Very significant is the fact that such decision confirmed the first instance decision, which clearly stated that “Nowadays, free trade is a basic principle between different countries, the general trend is to prevent intentional division of the market and to avoid price monopoly. 

The trademark law protect the trademark’s owner’s legal rights, meanwhile it also prohibit him monopolizing the market by using his dominant position and obtaining unreasonable monopoly interests.

PRC laws do not define the importing activities of [the importer] as infringement of registered trademarks, if the imported products are not further processed or changed, but only reasonably labeled with related information that will not confuse related consumers, and thus it will not damage the [Company’s] trademark, neither will it damage the interests of the trademark owner or of the  related consumers, and thus it is not a trademark infringement”.


The copyright law has no provisions concerning parallel import of products protected by copyright.

Nevertheless Article 15 of “Provisions on the Implementation of the International Copyright Treaties” states that “the copyrighter owner of foreign work has the rights to forbid the importation of the following copies: 1) infringing copies; 2) the copies from the countries that not protect the work”.

In addition, Article 2 of “Notice of the Ministry of Culture on Strengthening and Improving the Import Management of Audiovisual Products” mentions that “parallel import of copyright between trade, copyright trade and manufactured goods are prohibited…” However, there is no decision based on this regulation to forbid the parallel importation as for now.

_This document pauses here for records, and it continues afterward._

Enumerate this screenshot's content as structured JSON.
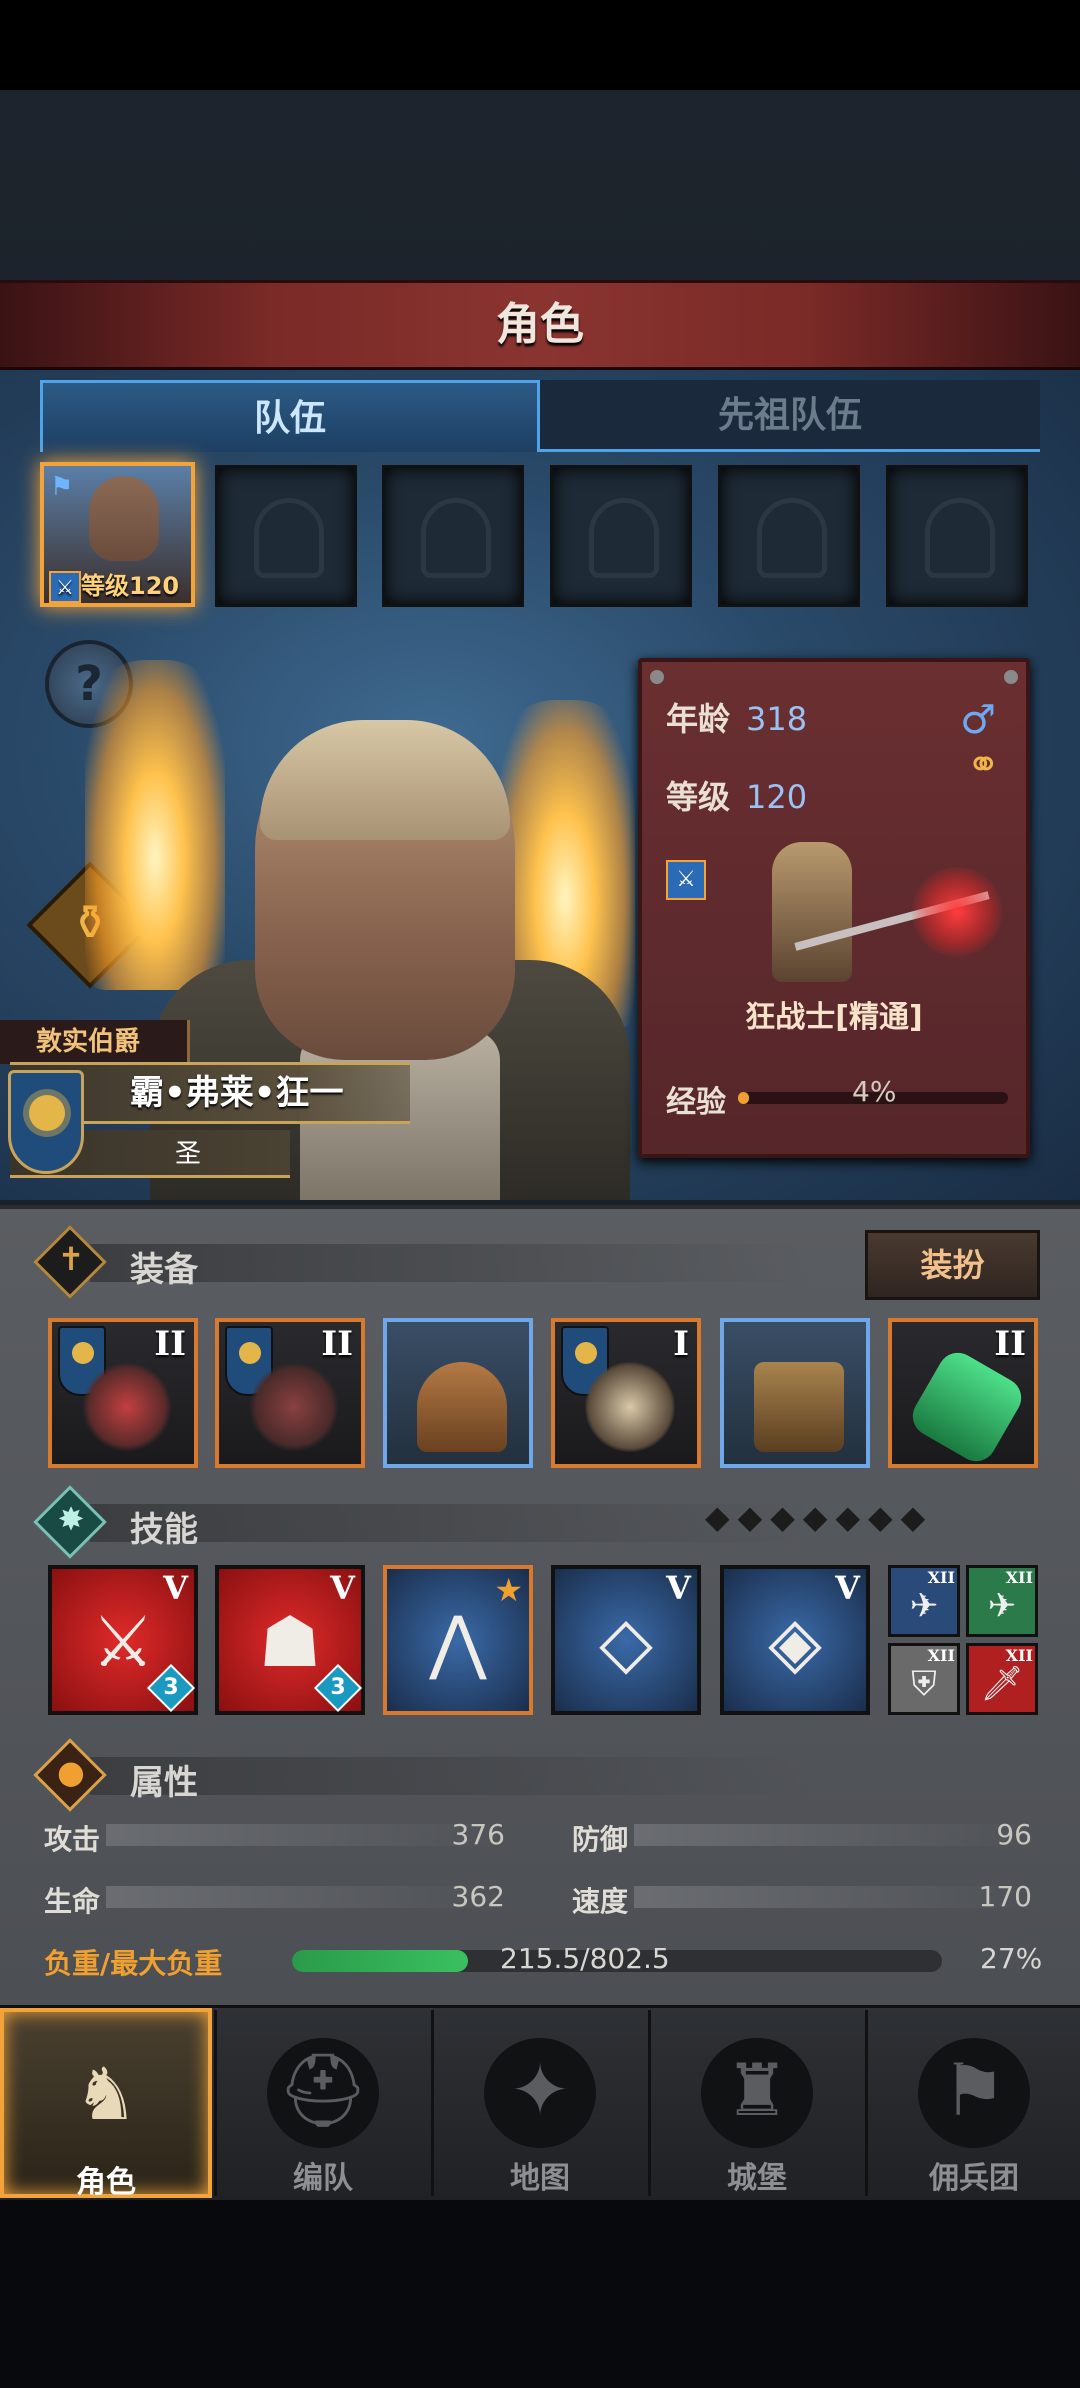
{
  "header": {
    "title": "角色"
  },
  "tabs": [
    {
      "label": "队伍"
    },
    {
      "label": "先祖队伍"
    }
  ],
  "party": {
    "hero_level": "等级120"
  },
  "hero": {
    "rank": "敦实伯爵",
    "name": "霸•弗莱•狂一",
    "title": "圣",
    "age_label": "年龄",
    "age": "318",
    "level_label": "等级",
    "level": "120",
    "class_name": "狂战士[精通]",
    "exp_label": "经验",
    "exp_percent": "4%",
    "exp_fraction": 0.04
  },
  "equipment": {
    "label": "装备",
    "dress_button": "装扮",
    "items": [
      {
        "tier": "II",
        "icon": "morningstar-icon"
      },
      {
        "tier": "II",
        "icon": "morningstar-icon"
      },
      {
        "tier": "",
        "icon": "helmet-icon"
      },
      {
        "tier": "I",
        "icon": "fur-armor-icon"
      },
      {
        "tier": "",
        "icon": "boots-icon"
      },
      {
        "tier": "II",
        "icon": "green-gem-icon"
      }
    ]
  },
  "skills": {
    "label": "技能",
    "items": [
      {
        "tier": "V",
        "badge": "3",
        "icon": "slash-icon"
      },
      {
        "tier": "V",
        "badge": "3",
        "icon": "rally-icon"
      },
      {
        "tier": "",
        "badge": "",
        "icon": "claw-icon"
      },
      {
        "tier": "V",
        "badge": "",
        "icon": "crystal-sword-icon"
      },
      {
        "tier": "V",
        "badge": "",
        "icon": "crystal-beast-icon"
      }
    ],
    "passives": [
      {
        "tier": "XII",
        "icon": "beast-icon"
      },
      {
        "tier": "XII",
        "icon": "beast-green-icon"
      },
      {
        "tier": "XII",
        "icon": "shield-icon"
      },
      {
        "tier": "XII",
        "icon": "sword-icon"
      }
    ]
  },
  "attributes": {
    "label": "属性",
    "attack_label": "攻击",
    "attack": "376",
    "defense_label": "防御",
    "defense": "96",
    "hp_label": "生命",
    "hp": "362",
    "speed_label": "速度",
    "speed": "170",
    "load_label": "负重/最大负重",
    "load": "215.5/802.5",
    "load_percent": "27%",
    "load_fraction": 0.27
  },
  "nav": [
    {
      "label": "角色"
    },
    {
      "label": "编队"
    },
    {
      "label": "地图"
    },
    {
      "label": "城堡"
    },
    {
      "label": "佣兵团"
    }
  ],
  "colors": {
    "accent": "#f2a43b",
    "tab_blue": "#4fa3e8",
    "card": "#6a2f31"
  }
}
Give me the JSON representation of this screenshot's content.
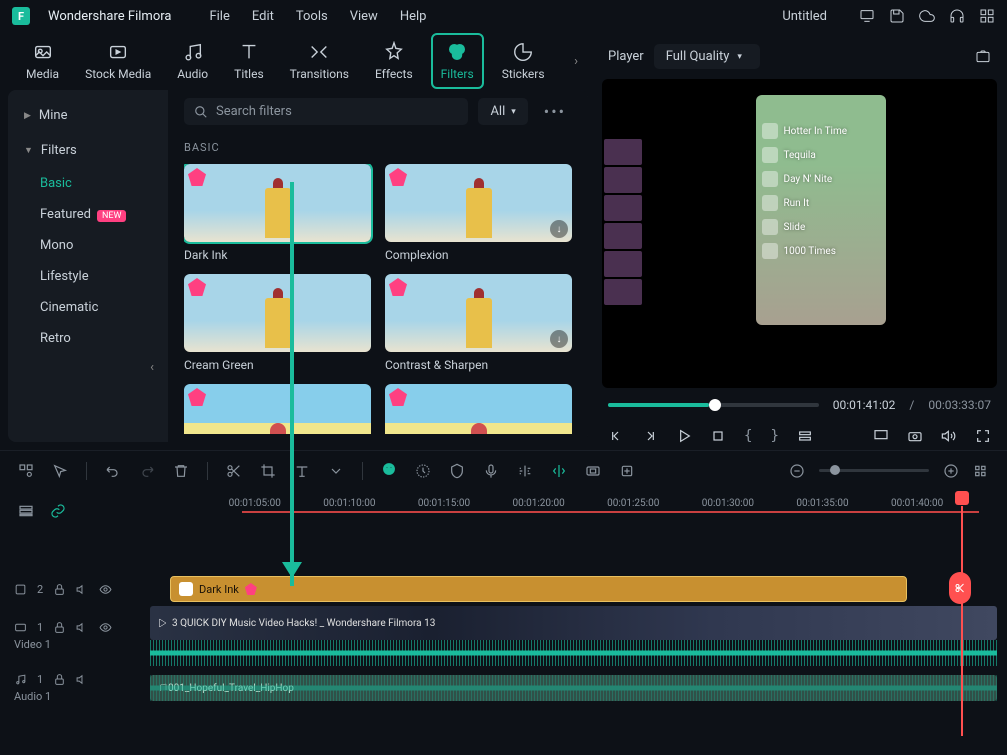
{
  "titlebar": {
    "appname": "Wondershare Filmora",
    "menus": [
      "File",
      "Edit",
      "Tools",
      "View",
      "Help"
    ],
    "project": "Untitled"
  },
  "mediatabs": [
    {
      "id": "media",
      "label": "Media"
    },
    {
      "id": "stock",
      "label": "Stock Media"
    },
    {
      "id": "audio",
      "label": "Audio"
    },
    {
      "id": "titles",
      "label": "Titles"
    },
    {
      "id": "transitions",
      "label": "Transitions"
    },
    {
      "id": "effects",
      "label": "Effects"
    },
    {
      "id": "filters",
      "label": "Filters"
    },
    {
      "id": "stickers",
      "label": "Stickers"
    }
  ],
  "sidebar": {
    "top1": "Mine",
    "top2": "Filters",
    "subs": [
      "Basic",
      "Featured",
      "Mono",
      "Lifestyle",
      "Cinematic",
      "Retro"
    ],
    "active": "Basic",
    "featured_new": "NEW"
  },
  "search": {
    "placeholder": "Search filters",
    "dropdown": "All"
  },
  "section": "BASIC",
  "cards": [
    {
      "label": "Dark Ink",
      "selected": true
    },
    {
      "label": "Complexion"
    },
    {
      "label": "Cream Green"
    },
    {
      "label": "Contrast & Sharpen"
    },
    {
      "label": ""
    },
    {
      "label": ""
    }
  ],
  "player": {
    "title": "Player",
    "quality": "Full Quality",
    "items": [
      "Hotter In Time",
      "Tequila",
      "Day N' Nite",
      "Run It",
      "Slide",
      "1000 Times"
    ],
    "current": "00:01:41:02",
    "duration": "00:03:33:07"
  },
  "ruler": [
    "00:01:05:00",
    "00:01:10:00",
    "00:01:15:00",
    "00:01:20:00",
    "00:01:25:00",
    "00:01:30:00",
    "00:01:35:00",
    "00:01:40:00"
  ],
  "tracks": {
    "filter_clip": "Dark Ink",
    "video_label": "Video 1",
    "video_clip": "3 QUICK DIY Music Video Hacks! _ Wondershare Filmora 13",
    "audio_label": "Audio 1",
    "audio_clip": "001_Hopeful_Travel_HipHop"
  }
}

The attitude of judicial organ is not explicit to this question, which will be waiting for further clarifying.


Purchasing products protected by a trademark, a patent and copyright and then importing these products in China is not generally regarded as IPR violations in China as long as there is no potential damage to the reputation/integrity of the brand. For instance, original appearance of the products and their original packaging is completely unchanged (no additional labels should be added, except the mandatory ones; no bar code should be removed; etc..), the products obtain all certification/licenses and go through the regular import procedure as necessary in order to be legally sold in China.